Apple’s dystopian workplace series “Severance” is every Big Tech worker’s nightmare

The first thing you notice about the new Apple TV+ series Severance is how very Apple it is. From the minimalist sets, to the austere lighting, to the precise economy of words delivered by its characters, it all has that Jony Ive less-is-more touch. 

But beneath the surface, what Severance does best is portray the deep dread of office drone life, the one so many US workers have rebelled against via the Great Resignation. Set in a fictional company called Lumon Industries, the workers of Severance have volunteered to allow their minds to be separated into work life and home life—a process called severance—with neither half having a memory of the other.  

“It really was born of my own corporate misery,” show creator Dan Erickson told Variety, citing his early days as an office worker in Los Angeles.  

The show’s theme of office dread has clearly has touched a nerve, as it is now the best-reviewed Apple TV+ original series among critics and fans. 

Corporate culture that hits too close to home?

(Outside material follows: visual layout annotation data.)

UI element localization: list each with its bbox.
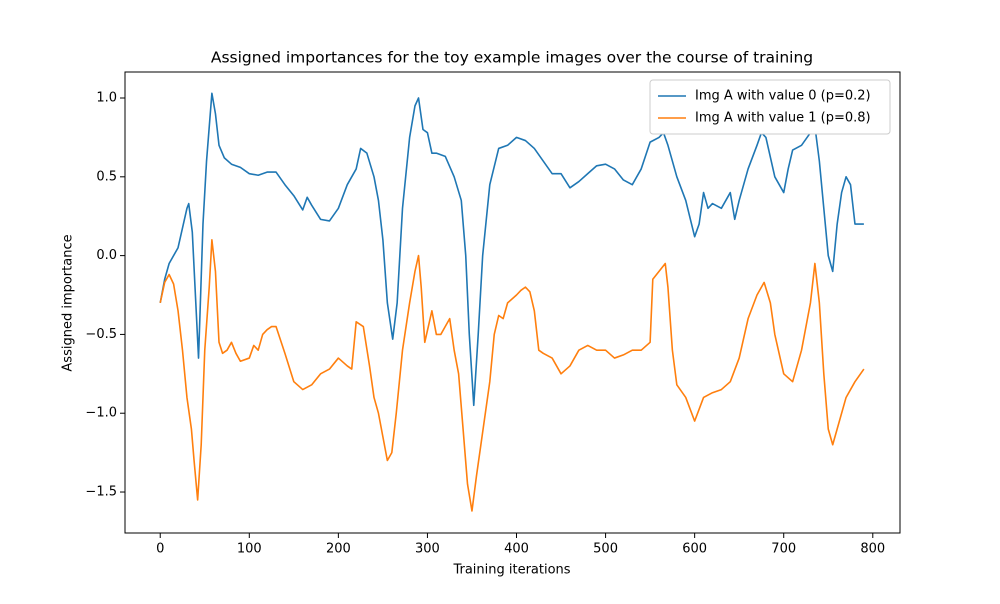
legend-box <box>649 79 891 135</box>
y-tick-label: −1.5 <box>85 485 117 500</box>
x-tick-label: 800 <box>860 542 885 557</box>
y-tick-label: −1.0 <box>85 406 117 421</box>
legend-label: Img A with value 0 (p=0.2) <box>695 89 871 104</box>
plot-frame <box>124 71 901 534</box>
x-axis-label: Training iterations <box>452 563 570 578</box>
x-tick-label: 200 <box>326 542 351 557</box>
x-tick-label: 500 <box>593 542 618 557</box>
x-tick-label: 600 <box>682 542 707 557</box>
x-tick-label: 0 <box>156 542 164 557</box>
x-tick-label: 100 <box>237 542 262 557</box>
legend-label: Img A with value 1 (p=0.8) <box>695 111 871 126</box>
x-tick-label: 300 <box>415 542 440 557</box>
y-tick-label: 1.0 <box>96 91 117 106</box>
y-axis-label: Assigned importance <box>61 234 76 371</box>
x-tick-label: 400 <box>504 542 529 557</box>
y-tick-label: 0.5 <box>96 169 117 184</box>
chart-title: Assigned importances for the toy example… <box>211 49 813 67</box>
x-tick-label: 700 <box>771 542 796 557</box>
y-tick-label: 0.0 <box>96 248 117 263</box>
y-tick-label: −0.5 <box>85 327 117 342</box>
series-line <box>159 239 865 512</box>
series-line <box>159 92 864 407</box>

The irony of Severance becoming Apple’s most popular original series to date lies in the fact that the corporate science fiction drama so perfectly mirrors much of what the public has come to know about the tech giant in real life. 

Lumon’s offices, filmed in part at the neo-futuristic Bell Labs Holmdel Complex in New Jersey, are oddly reminiscent of Apple’s own Apple Park campus in Cupertino, California, in 2017. The 1970s-style computer terminals used by the characters, played by Adam Scott, John Turturro, Christopher Walken, and Patricia Arquette, also have the faint whiff of Apple’s original design aesthetics made famous by the 1984 Macintosh computer. 

Similarly, the memory-inhibiting procedure, which is, according to non-severanced managers, meant to protect corporate secrets, echoes the notoriously stringent approach Apple takes toward secrecy. In 2021, a terse letter from Apple CEO Tim Cook leaked in which he told employees, “people who leak confidential information do not belong here.”

Apple’s real life as science fiction

Aside from the many similarities shared by Apple and Lumon on an organizational level, Severance also mocks the modern corporate culture of psychometrics as a productivity tool. Scott’s Macro-Data Refinement team is frequently pummeled back into compliance with dictums that could be pulled from the pages of Gallup’s StrengthsFinder 2.0

The invasive nature of the severance procedure—think Elon Musk’s Neuralink brain chip—as well as public protests against the practice, indicates that this could be some form of prison. The metaphor works as a dystopian take on incarceration and as a critique on the modern office-as-second-home proffered by the likes of Apple, Google, and Facebook. 

“Hell is just the product of a morbid human imagination,” Arquette’s character says during a management meeting. “The bad news is whatever humans can imagine, they can usually create.”